R snow中的makeCluster函数无限期挂起 [英] makeCluster function in R snow hangs indefinitely

查看:249
本文介绍了R snow中的makeCluster函数无限期挂起的处理方法,对大家解决问题具有一定的参考价值,需要的朋友们下面随着小编来一起学习吧!

问题描述

我正在使用Linux机器上R包snow中的makeCluster函数在远程Linux机器上启动SOCK群集.似乎所有人都为两台机器成功通信做好了准备(我能够建立两者之间的ssh连接).但是:

I am using makeCluster function from R package snow from Linux machine to start a SOCK cluster on a remote Linux machine. All seems settled for the two machines to communicate succesfully (I am able to estabilish ssh connections between the two). But:

makeCluster("192.168.128.24",type="SOCK")

不抛出任何结果,只是无限期地挂起.

does not throw any result, just hangs indefinitely.

我做错了什么?

非常感谢

推荐答案

不幸的是,创建雪(或并行)群集对象时,很多事情都会出错,最常见的故障模式是无限期地挂起.问题是makeSOCKcluster会逐个启动群集工作程序,并且每个工作程序(如果成功启动)必须在主程序继续启动下一个工作程序之前建立与主程序的套接字连接.如果任何一个工作程序都无法连接回主服务器,则makeSOCKcluster将挂起,而不会出现任何错误消息.工作程序可能会发出错误消息,但是默认情况下,任何错误消息都会重定向到/dev/null.

Unfortunately, there are a lot of things that can go wrong when creating a snow (or parallel) cluster object, and the most common failure mode is to hang indefinitely. The problem is that makeSOCKcluster launches the cluster workers one by one, and each worker (if successfully started) must make a socket connection back to the master before the master proceeds to launch the next worker. If any of the workers fail to connect back to the master, makeSOCKcluster will hang without any error message. The worker may issue an error message, but by default any error message is redirected to /dev/null.

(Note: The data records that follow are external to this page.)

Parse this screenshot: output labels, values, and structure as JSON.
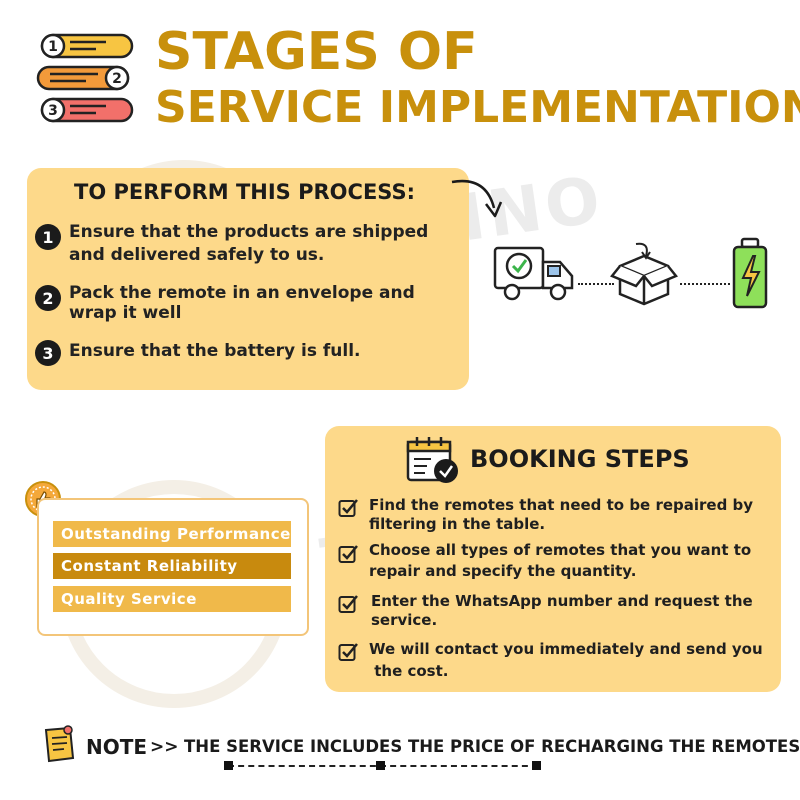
{
  "title": {
    "line1": "STAGES OF",
    "line2": "SERVICE IMPLEMENTATION"
  },
  "watermark": {
    "text": "TECHNO",
    "subtext": "LOCK"
  },
  "process": {
    "heading": "TO PERFORM THIS PROCESS:",
    "steps": [
      {
        "num": "1",
        "lines": [
          "Ensure that the products are shipped",
          "and delivered safely to us."
        ]
      },
      {
        "num": "2",
        "lines": [
          "Pack the remote in an envelope and",
          "wrap it well"
        ]
      },
      {
        "num": "3",
        "lines": [
          "Ensure that the battery is full."
        ]
      }
    ]
  },
  "features": [
    {
      "label": "Outstanding Performance",
      "color": "#f0b94a"
    },
    {
      "label": "Constant Reliability",
      "color": "#c88a0e"
    },
    {
      "label": "Quality Service",
      "color": "#f0b94a"
    }
  ],
  "booking": {
    "heading": "BOOKING STEPS",
    "steps": [
      {
        "lines": [
          "Find the remotes that need to be repaired by",
          "filtering in the table."
        ]
      },
      {
        "lines": [
          "Choose all types of remotes that you want to",
          "repair and specify the quantity."
        ]
      },
      {
        "lines": [
          "Enter the WhatsApp number and request the",
          "service."
        ]
      },
      {
        "lines": [
          "We will contact you immediately and send you",
          " the cost."
        ]
      }
    ]
  },
  "note": {
    "label": "NOTE",
    "arrow": ">>",
    "text": "THE SERVICE INCLUDES THE PRICE OF RECHARGING THE REMOTES."
  },
  "colors": {
    "accent": "#c8900c",
    "panel": "#fdd98a",
    "dark": "#1b1b1b"
  },
  "icons": [
    "list-steps-icon",
    "delivery-truck-icon",
    "package-box-icon",
    "battery-full-icon",
    "thumbs-up-badge-icon",
    "calendar-check-icon",
    "checkbox-icon",
    "note-pin-icon"
  ]
}
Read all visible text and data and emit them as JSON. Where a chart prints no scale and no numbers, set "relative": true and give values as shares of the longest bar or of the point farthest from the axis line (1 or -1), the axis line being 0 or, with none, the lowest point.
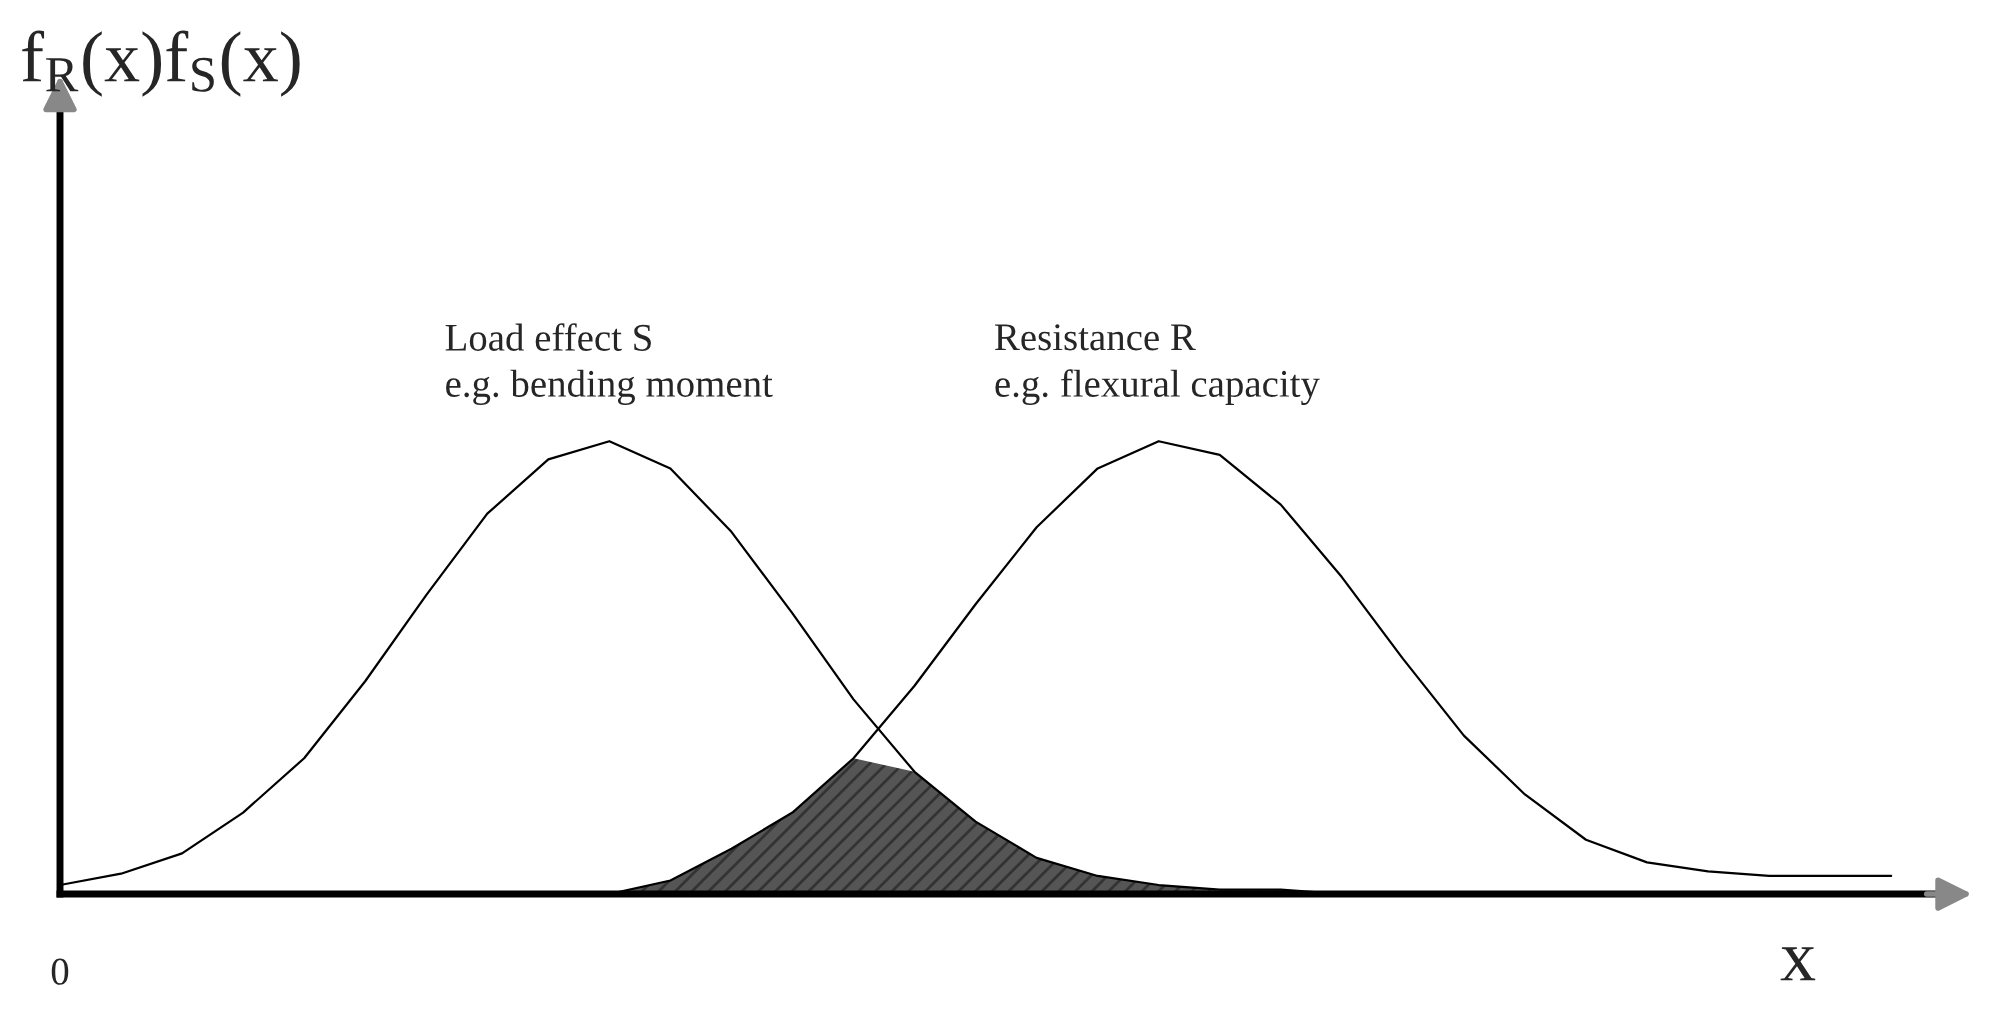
{
  "chart_data": {
    "type": "line",
    "relative": true,
    "ylabel": "f$_{R}$(x)f$_{S}$(x)",
    "xlabel": "x",
    "grid": false,
    "legend": false,
    "marker": "none",
    "line_style": "solid",
    "categories": [
      null,
      null,
      null,
      null,
      null,
      null,
      null,
      null,
      null,
      null,
      null,
      null,
      null,
      null,
      null,
      null,
      null,
      null,
      null,
      null,
      null,
      null,
      null,
      null,
      null,
      null,
      null,
      null,
      null,
      null,
      null
    ],
    "series": [
      {
        "type": "area",
        "color": "#555555",
        "values": [
          null,
          null,
          null,
          null,
          null,
          null,
          null,
          null,
          null,
          0,
          0.03,
          0.1,
          0.18,
          0.3,
          0.27,
          0.16,
          0.08,
          0.04,
          0.02,
          0.01,
          0.01,
          0,
          null,
          null,
          null,
          null,
          null,
          null,
          null,
          null,
          null
        ]
      },
      {
        "color": "#000000",
        "values": [
          0.02,
          0.045,
          0.09,
          0.18,
          0.3,
          0.47,
          0.66,
          0.84,
          0.96,
          1.0,
          0.94,
          0.8,
          0.62,
          0.43,
          0.27,
          0.16,
          0.08,
          0.04,
          0.02,
          0.01,
          0.01,
          0,
          null,
          null,
          null,
          null,
          null,
          null,
          null,
          null,
          null
        ]
      },
      {
        "color": "#000000",
        "values": [
          null,
          null,
          null,
          null,
          null,
          null,
          null,
          null,
          null,
          0,
          0.03,
          0.1,
          0.18,
          0.3,
          0.46,
          0.64,
          0.81,
          0.94,
          1.0,
          0.97,
          0.86,
          0.7,
          0.52,
          0.35,
          0.22,
          0.12,
          0.07,
          0.05,
          0.04,
          0.04,
          0.04
        ]
      }
    ],
    "annotations": [
      "Load effect S\ne.g. bending moment",
      "Resistance R\ne.g. flexural capacity",
      "0"
    ]
  }
}
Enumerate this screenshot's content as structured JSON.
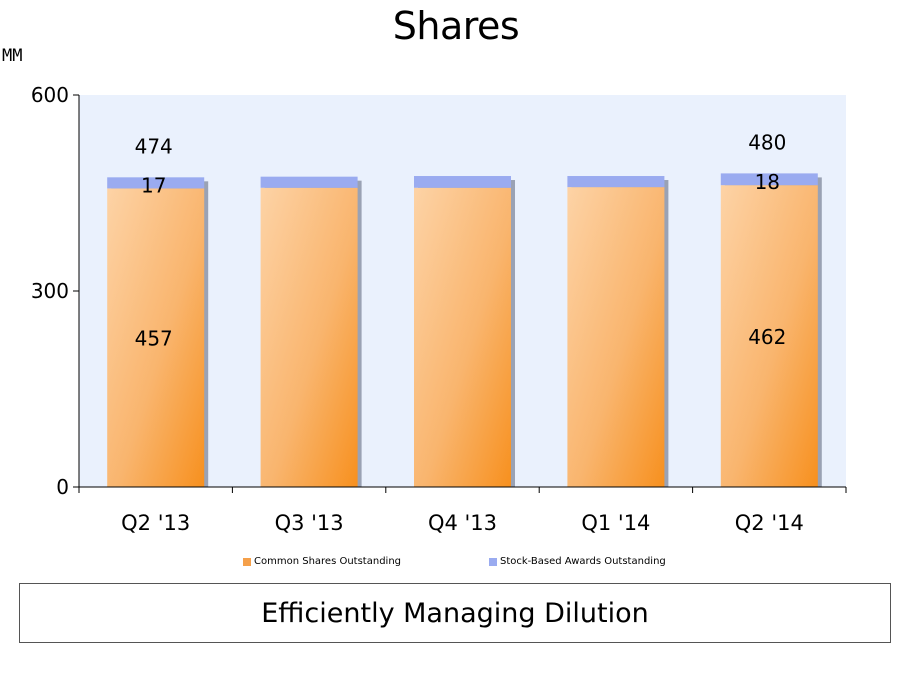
{
  "title": "Shares",
  "unit_label": "MM",
  "callout": "Efficiently Managing Dilution",
  "legend": [
    {
      "label": "Common Shares Outstanding",
      "color": "#f5a04a"
    },
    {
      "label": "Stock-Based Awards Outstanding",
      "color": "#9aabf0"
    }
  ],
  "chart_data": {
    "type": "bar",
    "stacked": true,
    "categories": [
      "Q2 '13",
      "Q3 '13",
      "Q4 '13",
      "Q1 '14",
      "Q2 '14"
    ],
    "series": [
      {
        "name": "Common Shares Outstanding",
        "values": [
          457,
          458,
          458,
          459,
          462
        ]
      },
      {
        "name": "Stock-Based Awards Outstanding",
        "values": [
          17,
          17,
          18,
          17,
          18
        ]
      }
    ],
    "value_labels": [
      {
        "category": "Q2 '13",
        "common": "457",
        "awards": "17",
        "total": "474"
      },
      {
        "category": "Q3 '13",
        "common": "",
        "awards": "",
        "total": ""
      },
      {
        "category": "Q4 '13",
        "common": "",
        "awards": "",
        "total": ""
      },
      {
        "category": "Q1 '14",
        "common": "",
        "awards": "",
        "total": ""
      },
      {
        "category": "Q2 '14",
        "common": "462",
        "awards": "18",
        "total": "480"
      }
    ],
    "yticks": [
      "0",
      "300",
      "600"
    ],
    "ylim": [
      0,
      600
    ],
    "plot_background": "#eaf1fd",
    "grid": false,
    "legend_position": "bottom"
  }
}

除了ssh问题外,makeSOCKcluster可能会挂起,原因是:

In addition to ssh problems, makeSOCKcluster could hang because:

  • R未安装在工作计算机上
  • 未在工作计算机上安装雪地
  • R或雪未与本地计算机安装在同一位置
  • 工作计算机上不存在当前用户
  • 网络问题
  • 防火墙问题

还有更多的可能性.

换句话说,没有更多的信息,任何人都无法诊断出此问题,因此您必须进行一些故障排除才能获得该信息.

In other words, no one can diagnose this problem without further information, so you have to do some troubleshooting in order to get that information.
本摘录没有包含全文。